The boys on shore saw the Rambler speeding away with many expressions of disgust. Jule even started on a run down the bank, but soon gave over the attempt to catch the swiftly disappearing boat.

The men on the tow, observing the boys on the bank, greeted them with insulting epithets and amused themselves by heaving chunks of coal toward them. Case replied with a pistol shot but did not succeed in wounding any of the men. The coal came thicker after that for a time, but the barges were soon too far down the river to make such an attack effective.

“Now, we’re in a nice box!” Jule cried, as the steamer in charge of the tow disappeared around a bend in the river. “How do you suppose that little monkey will ever get that boat back to us?”

“Aw, that’s easy enough!” Case answered. “River boats pass those coal tows every day in the week, and I guess Alex can get the Rambler upstream again. In fact,” he added, “I don’t think he needed to run down so far. He might have ducked over to the other shore and let the barges go by. Anyway,” the boy added with a smile, “he’ll lose his fish. And serve him good and right at that!”

“And we lose our fish breakfast!” Clay returned. “And that won’t serve us good and right!”

“That’s a fact!” shouted Jule. “We haven’t got a thing to eat on this bank!”

“We probably won’t have to wait long for the boy to come back,” Clay assured the others. “He may be afraid the bargemen will make trouble for him, and may run down until he comes to the mouth of a creek or deep cove in which he can hold the Rambler until the tow passes by. In that case, he may be away an hour or so, but I reckon we won’t starve to death in that time.”
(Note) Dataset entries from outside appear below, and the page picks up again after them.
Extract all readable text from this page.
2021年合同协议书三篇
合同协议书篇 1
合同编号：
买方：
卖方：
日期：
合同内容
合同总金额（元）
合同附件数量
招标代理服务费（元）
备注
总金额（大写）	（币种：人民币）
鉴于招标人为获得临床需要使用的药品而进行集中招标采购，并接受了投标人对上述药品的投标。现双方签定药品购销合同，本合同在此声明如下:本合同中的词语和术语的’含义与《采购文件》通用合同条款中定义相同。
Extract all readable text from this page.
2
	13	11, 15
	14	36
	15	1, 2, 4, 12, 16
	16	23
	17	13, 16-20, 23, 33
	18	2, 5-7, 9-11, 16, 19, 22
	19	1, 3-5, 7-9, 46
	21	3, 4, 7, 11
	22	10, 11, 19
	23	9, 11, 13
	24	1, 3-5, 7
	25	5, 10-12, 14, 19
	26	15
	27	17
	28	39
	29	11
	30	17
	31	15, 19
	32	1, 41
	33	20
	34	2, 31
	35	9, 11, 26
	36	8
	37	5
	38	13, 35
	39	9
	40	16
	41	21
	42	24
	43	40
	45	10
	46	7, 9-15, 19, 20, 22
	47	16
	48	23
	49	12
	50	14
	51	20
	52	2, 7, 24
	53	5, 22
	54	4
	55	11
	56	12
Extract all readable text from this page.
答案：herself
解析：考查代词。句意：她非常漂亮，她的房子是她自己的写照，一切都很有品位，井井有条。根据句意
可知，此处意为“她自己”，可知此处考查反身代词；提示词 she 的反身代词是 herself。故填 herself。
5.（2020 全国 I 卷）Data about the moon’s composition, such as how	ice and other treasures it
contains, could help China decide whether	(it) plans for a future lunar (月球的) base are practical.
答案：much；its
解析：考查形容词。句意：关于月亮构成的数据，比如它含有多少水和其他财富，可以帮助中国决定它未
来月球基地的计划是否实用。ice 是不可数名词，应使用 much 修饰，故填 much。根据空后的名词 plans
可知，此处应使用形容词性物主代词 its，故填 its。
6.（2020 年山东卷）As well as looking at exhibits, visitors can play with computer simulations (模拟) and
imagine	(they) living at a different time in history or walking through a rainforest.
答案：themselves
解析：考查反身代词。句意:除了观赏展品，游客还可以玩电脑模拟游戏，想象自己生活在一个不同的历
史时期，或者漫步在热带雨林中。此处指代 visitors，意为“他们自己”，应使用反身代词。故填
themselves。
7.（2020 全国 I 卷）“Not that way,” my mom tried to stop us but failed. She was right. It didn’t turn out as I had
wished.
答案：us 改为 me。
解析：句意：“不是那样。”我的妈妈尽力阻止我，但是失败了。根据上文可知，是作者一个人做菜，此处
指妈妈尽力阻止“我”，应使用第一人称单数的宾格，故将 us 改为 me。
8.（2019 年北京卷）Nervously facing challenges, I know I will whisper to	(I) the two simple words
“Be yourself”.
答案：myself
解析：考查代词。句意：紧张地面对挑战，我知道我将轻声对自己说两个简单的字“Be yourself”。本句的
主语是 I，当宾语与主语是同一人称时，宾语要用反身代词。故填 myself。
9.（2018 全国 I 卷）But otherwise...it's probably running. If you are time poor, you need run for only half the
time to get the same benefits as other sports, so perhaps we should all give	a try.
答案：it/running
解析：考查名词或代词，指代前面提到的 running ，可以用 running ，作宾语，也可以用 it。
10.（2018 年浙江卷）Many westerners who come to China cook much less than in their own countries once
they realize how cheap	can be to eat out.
“I’ve a good notion to go and hunt out some farm house and buy something to eat!” Jule declared. “We’re most out of eggs, anyway.”

“It seems to me,” Clay laughed, turning to Case, “that Alex and Jule have been having most of the adventures lately. Now what I propose is that you two boys stay here and wait for the Rambler to return while I cut back into the country and see what I can buy in the way of provisions.”

“That will be all right,” Case replied. “And while you are gone, Jule and I will flop into a thicket and go to sleep. I’ve had to prop my eyelids open with my fingers for the last hour. The bulldog can keep watch while we get our forty winks.”